Today was Good Friday again, one of the holiest of days in the Christian tradition. It marks the day when Christians believe, Jesus (PBUH) was crucified. Most churches observe the day with prayer services between 3 pm and evening when Jesus was believed to have been on the cross. Hence church bells are silent on this day and so are the church organs. No form of music is generally played in services today except the singing of hymn vocally. It is, therefore, a day of mourning and sobriety in contrast to Christmas which has become a day of celebration with a significant twist of commercialism.
The day has come to be labeled “Good” Friday because of the important Christian belief that through his death Jesus (PBUH) atoned for the sins of man which is the eternal goodness which he left behind for man’s salvation from the “original sin” of Adam (PBUH). The concept of sacrifice as a means of receiving forgiveness from God is again rooted in the history of worship.
As a Muslim minority living in a country surrounded by a Christian majority, it would be well for us to be not only sensitive to the religious history and sensibilities of our neighbors’ faith but be also aware of the teachings of our own faith, so we remain politely but firmly anchored in them
A few years back at a Christian college in the Chicago area, this sensitivity was painfully exposed, as we witnessed the dismissal of a popular faculty member for stepping outside the boundaries of the school’s theological understanding. It was indeed a quiet reminder of the power of these sensitivities. One must realize that sometimes our passionately held beliefs may stand in stark contradiction to the equally strongly held beliefs of another from a different faith background.
So, while this day in the popular Christian tradition, is the day when Jesus (PBUH) was condemned to die on the cross by a Jewish tribunal for allegedly claiming to be the Son of God, the Quran firmly denies he ever made such a claim. The Quran also declares that no man bears the sin of another, hence negating the concept of original sin.
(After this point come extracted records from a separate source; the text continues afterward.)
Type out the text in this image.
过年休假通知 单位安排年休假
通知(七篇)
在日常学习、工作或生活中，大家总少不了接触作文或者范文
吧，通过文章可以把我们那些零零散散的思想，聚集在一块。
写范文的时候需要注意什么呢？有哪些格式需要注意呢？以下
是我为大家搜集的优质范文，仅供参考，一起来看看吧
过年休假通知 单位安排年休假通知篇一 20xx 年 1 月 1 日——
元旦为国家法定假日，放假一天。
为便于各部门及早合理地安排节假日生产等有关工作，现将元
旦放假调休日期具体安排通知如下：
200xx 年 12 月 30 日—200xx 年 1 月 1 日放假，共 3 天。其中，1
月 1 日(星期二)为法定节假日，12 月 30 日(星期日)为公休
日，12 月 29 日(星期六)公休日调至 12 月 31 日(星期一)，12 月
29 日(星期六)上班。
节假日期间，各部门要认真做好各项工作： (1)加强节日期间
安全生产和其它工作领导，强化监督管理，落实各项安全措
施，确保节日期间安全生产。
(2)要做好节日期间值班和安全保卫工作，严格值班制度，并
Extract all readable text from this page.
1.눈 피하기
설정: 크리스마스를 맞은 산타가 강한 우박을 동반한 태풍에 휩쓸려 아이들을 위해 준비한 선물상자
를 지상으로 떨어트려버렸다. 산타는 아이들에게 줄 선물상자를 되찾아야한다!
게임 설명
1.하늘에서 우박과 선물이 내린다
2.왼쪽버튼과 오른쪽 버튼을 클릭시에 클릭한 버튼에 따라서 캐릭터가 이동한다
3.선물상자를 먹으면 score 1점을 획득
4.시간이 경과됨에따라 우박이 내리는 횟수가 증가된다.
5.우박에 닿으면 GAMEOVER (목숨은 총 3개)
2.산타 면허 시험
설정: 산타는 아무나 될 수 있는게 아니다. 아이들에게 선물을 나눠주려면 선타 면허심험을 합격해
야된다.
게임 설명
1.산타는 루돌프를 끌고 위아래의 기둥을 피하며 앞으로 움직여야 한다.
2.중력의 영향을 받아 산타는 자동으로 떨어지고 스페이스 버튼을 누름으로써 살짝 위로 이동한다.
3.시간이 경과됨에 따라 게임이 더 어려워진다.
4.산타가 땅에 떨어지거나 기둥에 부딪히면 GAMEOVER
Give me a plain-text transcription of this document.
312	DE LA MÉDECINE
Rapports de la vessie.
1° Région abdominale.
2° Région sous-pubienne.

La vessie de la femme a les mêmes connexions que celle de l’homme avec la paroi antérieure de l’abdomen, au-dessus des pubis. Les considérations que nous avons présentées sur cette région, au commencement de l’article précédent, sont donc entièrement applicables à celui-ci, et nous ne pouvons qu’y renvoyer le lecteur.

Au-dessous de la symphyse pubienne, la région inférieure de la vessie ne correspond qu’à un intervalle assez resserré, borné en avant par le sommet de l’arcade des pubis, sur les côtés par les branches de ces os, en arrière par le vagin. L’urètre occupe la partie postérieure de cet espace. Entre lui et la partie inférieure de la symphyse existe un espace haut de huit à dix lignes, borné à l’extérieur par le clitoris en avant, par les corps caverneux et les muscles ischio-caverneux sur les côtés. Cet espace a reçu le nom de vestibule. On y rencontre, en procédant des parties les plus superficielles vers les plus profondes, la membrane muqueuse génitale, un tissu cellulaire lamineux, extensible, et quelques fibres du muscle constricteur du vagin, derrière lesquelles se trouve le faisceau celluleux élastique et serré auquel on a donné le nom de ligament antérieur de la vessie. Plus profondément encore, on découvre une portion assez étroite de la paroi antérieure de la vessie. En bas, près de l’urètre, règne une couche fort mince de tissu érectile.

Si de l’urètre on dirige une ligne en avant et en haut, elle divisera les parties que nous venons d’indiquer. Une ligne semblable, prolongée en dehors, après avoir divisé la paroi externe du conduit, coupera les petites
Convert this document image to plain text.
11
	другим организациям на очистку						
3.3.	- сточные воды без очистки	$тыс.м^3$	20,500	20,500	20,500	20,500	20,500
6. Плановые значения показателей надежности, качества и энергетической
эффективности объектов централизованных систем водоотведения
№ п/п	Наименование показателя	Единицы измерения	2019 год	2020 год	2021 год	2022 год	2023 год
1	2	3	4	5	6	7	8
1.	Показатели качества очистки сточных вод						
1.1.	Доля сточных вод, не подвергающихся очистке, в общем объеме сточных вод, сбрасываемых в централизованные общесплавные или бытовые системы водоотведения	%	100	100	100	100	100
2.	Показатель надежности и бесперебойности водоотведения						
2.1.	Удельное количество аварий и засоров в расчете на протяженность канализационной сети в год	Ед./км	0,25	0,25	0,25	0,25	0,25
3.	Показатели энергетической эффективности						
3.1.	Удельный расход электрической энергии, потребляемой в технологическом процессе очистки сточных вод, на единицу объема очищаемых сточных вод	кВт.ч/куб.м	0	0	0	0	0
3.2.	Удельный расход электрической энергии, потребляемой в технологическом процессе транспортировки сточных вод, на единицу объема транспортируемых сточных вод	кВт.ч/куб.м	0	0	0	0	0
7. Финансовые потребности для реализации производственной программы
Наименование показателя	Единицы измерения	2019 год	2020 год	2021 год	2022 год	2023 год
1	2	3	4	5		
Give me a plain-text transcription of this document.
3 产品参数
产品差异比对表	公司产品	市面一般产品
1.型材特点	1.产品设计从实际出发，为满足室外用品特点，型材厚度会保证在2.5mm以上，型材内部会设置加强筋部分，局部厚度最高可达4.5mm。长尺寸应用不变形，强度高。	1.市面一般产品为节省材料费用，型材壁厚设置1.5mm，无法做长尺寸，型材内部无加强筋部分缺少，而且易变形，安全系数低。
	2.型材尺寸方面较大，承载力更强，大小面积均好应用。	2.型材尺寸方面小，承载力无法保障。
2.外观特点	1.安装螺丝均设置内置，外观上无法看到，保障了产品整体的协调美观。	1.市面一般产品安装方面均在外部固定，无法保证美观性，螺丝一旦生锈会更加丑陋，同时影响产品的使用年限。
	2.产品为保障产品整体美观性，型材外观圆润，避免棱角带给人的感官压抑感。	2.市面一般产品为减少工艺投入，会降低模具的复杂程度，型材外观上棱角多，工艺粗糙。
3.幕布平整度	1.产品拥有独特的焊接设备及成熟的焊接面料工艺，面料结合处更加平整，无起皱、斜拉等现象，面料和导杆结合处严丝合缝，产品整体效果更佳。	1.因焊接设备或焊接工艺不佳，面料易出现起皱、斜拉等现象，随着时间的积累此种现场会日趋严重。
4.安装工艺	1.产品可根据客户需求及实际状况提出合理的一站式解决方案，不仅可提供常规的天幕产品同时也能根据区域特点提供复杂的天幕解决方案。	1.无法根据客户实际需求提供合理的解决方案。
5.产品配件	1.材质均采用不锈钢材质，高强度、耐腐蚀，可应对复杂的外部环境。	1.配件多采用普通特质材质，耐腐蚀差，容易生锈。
Through the example of Abraham (PBUH) and Ismail (PBUH) the Quran effectively also closes the door on human sacrifice as a means of atonement and forgiveness.
None of this should, however, strain our friendship and affection for our Christian neighbors who are clearly within their rights to own their beliefs. The Quran also reminds us to avoid compulsion in matters of faith.
At a time when our own religious sensitivities are often sorely being tested in a world, where freedom of expression has given license for the expression of hate and indignities towards religious symbols of our love and adoration, our task to exercise patience may not be easy. However, in the best traditions of our faith, being respectful of our neighbor’s beliefs, yet remaining unapologetic for ours, is the ideal to pursue, which would indeed keep us from overstepping the boundaries of both friendship and faith.
I usually remind myself to say a few words on this the holiest of days in the Christian calendar, simply because of my continued concern that we Muslims living as minority communities, whether in the West or the East, in our obsession for preserving identity, often become isolationists and indifferent of the norms of the society in which we live in.
Sadly this is one Friday when our two faith traditions do come together on a day of sanctity when there is an opportunity to at least give recognition to the sacred tradition of our neighbor’s faith, and we often miss doing so, either during our regular khutbas or our public expressions of the day.
Today neither did we have our regular Jumah gatherings in our mosques nor did they have their usual Good Friday services in their churches, due to the ongoing COVID 19 restrictions in the country. Still our digital khutbas went on, for the most part, remaining silent in recognizing this hugely important event in the religious lives of our neighbors. Clearly, if we are to become good neighbors we can and should do better. Indeed if we are to become trusted partners in faith, we will need to leave our echo chambers occasionally, to recognize and honor the religious traditions of others.